You know that saying about a butterfly flapping its wings causing a tsunami halfway around the world? Well, that's the Internet now. We hear about children gone missing, from anywhere in the world. They feed our fears, even if the child is across the country or on another continent. We know there are pedophiles out there, and we can even Google them and find the ones in our own neighborhood, which makes us even more afraid.

I'm not dismissing those fears, I have them myself. But EB started asking about taking the bus home or walking with her friends when she was in fifth grade. She wanted to wait a year, and there were enough schoolmates going her way that she wouldn't have to travel alone. Of course, then she got comfortable having her chauffeur (me) pick her up every day. The discussion was tabled for a few months until the bulk of the cold weather abated.

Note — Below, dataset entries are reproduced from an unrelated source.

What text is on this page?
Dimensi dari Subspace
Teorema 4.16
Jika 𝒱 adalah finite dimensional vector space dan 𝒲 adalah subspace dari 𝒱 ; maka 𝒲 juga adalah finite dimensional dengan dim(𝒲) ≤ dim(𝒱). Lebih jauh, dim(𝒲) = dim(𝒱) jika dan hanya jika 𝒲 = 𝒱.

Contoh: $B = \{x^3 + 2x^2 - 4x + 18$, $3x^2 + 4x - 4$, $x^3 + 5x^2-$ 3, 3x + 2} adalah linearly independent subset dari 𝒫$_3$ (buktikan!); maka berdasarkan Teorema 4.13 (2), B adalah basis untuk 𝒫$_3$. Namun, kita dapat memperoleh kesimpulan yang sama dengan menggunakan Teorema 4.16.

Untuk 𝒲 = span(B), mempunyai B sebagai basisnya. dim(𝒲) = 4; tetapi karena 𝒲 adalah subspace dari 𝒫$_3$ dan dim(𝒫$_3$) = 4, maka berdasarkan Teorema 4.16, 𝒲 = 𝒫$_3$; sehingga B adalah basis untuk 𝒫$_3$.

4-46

Now she walks or takes the bus a few days a week. It wasn't traumatic, it was fun. She has a cell phone, which I only admonished her about once, when she was later than I thought she should be without calling or answering it, but she usually is with a classmate or two and there are plenty of people around on the streets or at the bus stop. Besides, next year she'll be taking a school bus, and after that the public transportation. She may as well learn now how to get around.

And yet ... Today I told her that if she ever believes she's being followed by someone in a car, she should turn and run the other way. Most of our streets in our neighborhood are one way, so someone isn't going to be able to drive in reverse for very long. I also told her not to be afraid to drop her backpack and run if she had to. A few years ago a kid in our neighborhood had to do that when he was grabbed by someone. I told her to do that especially if someone tried to pull her into a car. Inside my heart cried. It's not right that our children have to be warned like this. But this is the world now, and so it's necessary to tell them about evil.

I don't want her to be paranoid. She says she is careful and aware of her surroundings. I believe her.

 But I read everything on the Internet and watch the news too. I know about the little girl killed in her own apartment building by a neighbor, even though it was several states away. In fact I know about all the girls (and boys) who are out there going about their business, while the unsavory among us go about theirs.

 I wait for her to come home, watching the clock, listening for her footsteps, saying a little prayer. Roots and wings. You give them roots, then you give them wings. For the last 12 years we've been building, growing those roots, helping build that foundation. Who knew something as simple as a walk home from school would be her first little flight?